Это я называю эстетическим изменением
Писатель самим фактом, что начал это делать, признает свободу читателя, а читатель одним фактом, что начал читать, признает свободу писателя. Это говорит о том, что, с любой точки зрения, произведение искусства – в сущности, акт доверия в сфере человеческой свободы. И читатель, и автор признают друг за другом эту свободу, только чтобы потребовать ее проявления. Значит, произведение искусства можно определить как мысленное представление мира в степени, требуемой человеческой свободой.

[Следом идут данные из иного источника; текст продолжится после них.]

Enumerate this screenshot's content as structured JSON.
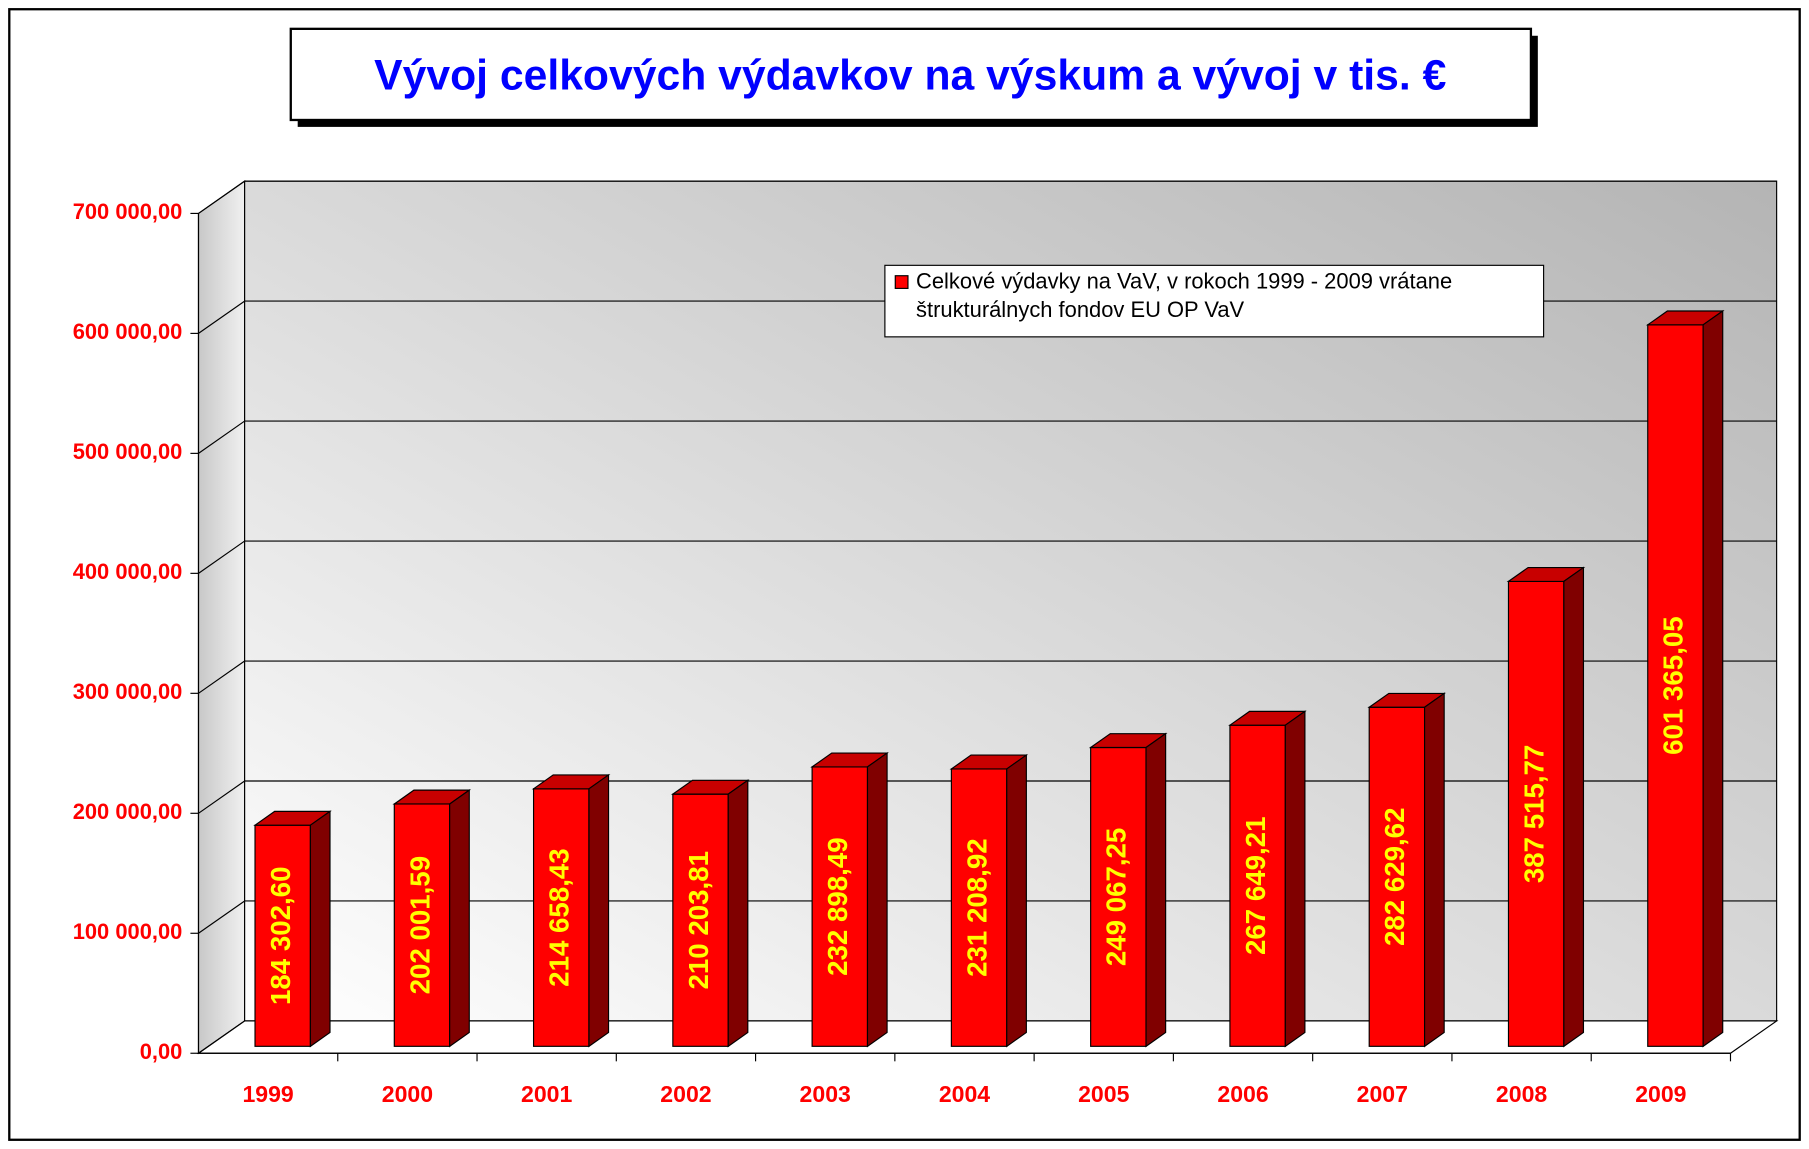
{
  "chart_data": {
    "type": "bar",
    "title": "Vývoj celkových výdavkov na výskum a vývoj v tis. €",
    "categories": [
      "1999",
      "2000",
      "2001",
      "2002",
      "2003",
      "2004",
      "2005",
      "2006",
      "2007",
      "2008",
      "2009"
    ],
    "series": [
      {
        "name": "Celkové výdavky na VaV, v rokoch 1999 - 2009 vrátane štrukturálnych fondov EU OP VaV",
        "color": "#ff0000",
        "values": [
          184302.6,
          202001.59,
          214658.43,
          210203.81,
          232898.49,
          231208.92,
          249067.25,
          267649.21,
          282629.62,
          387515.77,
          601365.05
        ],
        "value_labels": [
          "184 302,60",
          "202 001,59",
          "214 658,43",
          "210 203,81",
          "232 898,49",
          "231 208,92",
          "249 067,25",
          "267 649,21",
          "282 629,62",
          "387 515,77",
          "601 365,05"
        ]
      }
    ],
    "ylim": [
      0,
      700000
    ],
    "yticks": [
      {
        "value": 0,
        "label": "0,00"
      },
      {
        "value": 100000,
        "label": "100 000,00"
      },
      {
        "value": 200000,
        "label": "200 000,00"
      },
      {
        "value": 300000,
        "label": "300 000,00"
      },
      {
        "value": 400000,
        "label": "400 000,00"
      },
      {
        "value": 500000,
        "label": "500 000,00"
      },
      {
        "value": 600000,
        "label": "600 000,00"
      },
      {
        "value": 700000,
        "label": "700 000,00"
      }
    ],
    "grid": true,
    "legend": "top-right"
  }
}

Из этого прежде всего следует, что нет черной литературы. В каких бы мрачных тонах ни рисовался мир, это делают для того, чтобы свободные] люди испытали перед ним свою свободу. Поэтому, есть только хорошие и плохие романы. Плохой роман – тот, который льстит, чтобы понравиться, а хороший – требование и акт доверия. Здесь важно, что единственный аспект, в котором художник может предложить мир читательским свободам, которые он задумал все разом реализовать, – это такой мир, в который можно внести как можно больше свободы.

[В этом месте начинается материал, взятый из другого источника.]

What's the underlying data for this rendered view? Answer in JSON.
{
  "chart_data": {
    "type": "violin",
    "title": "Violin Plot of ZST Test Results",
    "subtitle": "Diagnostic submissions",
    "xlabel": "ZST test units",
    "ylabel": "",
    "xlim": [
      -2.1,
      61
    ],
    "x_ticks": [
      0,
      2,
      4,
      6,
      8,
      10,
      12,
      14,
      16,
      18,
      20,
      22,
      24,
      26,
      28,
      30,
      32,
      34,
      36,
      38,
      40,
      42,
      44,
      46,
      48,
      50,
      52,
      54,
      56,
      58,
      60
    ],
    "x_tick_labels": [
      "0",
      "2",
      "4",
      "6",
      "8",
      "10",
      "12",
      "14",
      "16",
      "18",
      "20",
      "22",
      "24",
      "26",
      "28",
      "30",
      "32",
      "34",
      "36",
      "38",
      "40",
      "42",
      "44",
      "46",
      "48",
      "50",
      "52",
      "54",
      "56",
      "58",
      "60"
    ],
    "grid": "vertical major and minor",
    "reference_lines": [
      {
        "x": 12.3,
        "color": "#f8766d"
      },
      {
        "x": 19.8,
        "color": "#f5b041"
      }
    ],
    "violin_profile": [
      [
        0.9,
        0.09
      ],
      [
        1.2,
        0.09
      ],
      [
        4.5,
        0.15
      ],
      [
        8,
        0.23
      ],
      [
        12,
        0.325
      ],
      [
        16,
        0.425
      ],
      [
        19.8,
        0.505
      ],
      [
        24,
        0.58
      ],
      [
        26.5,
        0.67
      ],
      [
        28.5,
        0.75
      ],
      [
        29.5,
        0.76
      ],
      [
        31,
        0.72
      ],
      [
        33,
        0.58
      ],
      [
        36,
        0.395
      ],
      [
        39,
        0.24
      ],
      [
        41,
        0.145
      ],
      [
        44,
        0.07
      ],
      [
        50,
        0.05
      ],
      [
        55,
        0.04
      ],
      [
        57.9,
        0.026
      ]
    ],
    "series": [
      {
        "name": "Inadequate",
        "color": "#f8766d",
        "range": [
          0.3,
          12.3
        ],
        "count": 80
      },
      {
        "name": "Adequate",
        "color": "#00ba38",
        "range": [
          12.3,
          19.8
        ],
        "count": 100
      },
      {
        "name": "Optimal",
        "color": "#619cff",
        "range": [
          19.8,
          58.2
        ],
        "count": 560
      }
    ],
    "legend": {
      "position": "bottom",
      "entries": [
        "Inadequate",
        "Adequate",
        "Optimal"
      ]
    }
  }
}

Нельзя себе представить, чтобы вызванный писателем порыв великодушия мог вызвать несправедливость. Точно так же и читатель не воспользуется своей свободой для чтения произведения, которое принимает или просто отказывается осудить порабощение человека человеком. Возможно, что чернокожий американец напишет хороший роман. Даже если в нем будет ненависть к белым, то через эту ненависть он только потребует свободы для своей расы. Он предложит мне занять позицию великодушия, и когда я испытаю словно бы чистую свободу, я не смогу вынести, чтобы меня причислили к белой расе угнетателей. Выступив против белой расы и себя самого, поскольку я ее часть, я обращаюсь ко всем свободам, чтобы они потребовали освобождения цветных. Но, при этом, никто даже представить себе не может, что можно написать хороший роман в защиту антисемитизма. Ведь нельзя ожидать, что в момент, когда я почувствую неразрывную связь моей свободы со свободой всех других людей, я свободно соглашусь с порабощением некоторых из них. Поэтому для любого писателя, эссеиста, памфлетиста, сатирика или романиста, говорит ли он только о личных проблемах или обличает социальный режим, для писателя как свободного человека, взывающего к свободным людям, существует только одна единственная тема – свобода.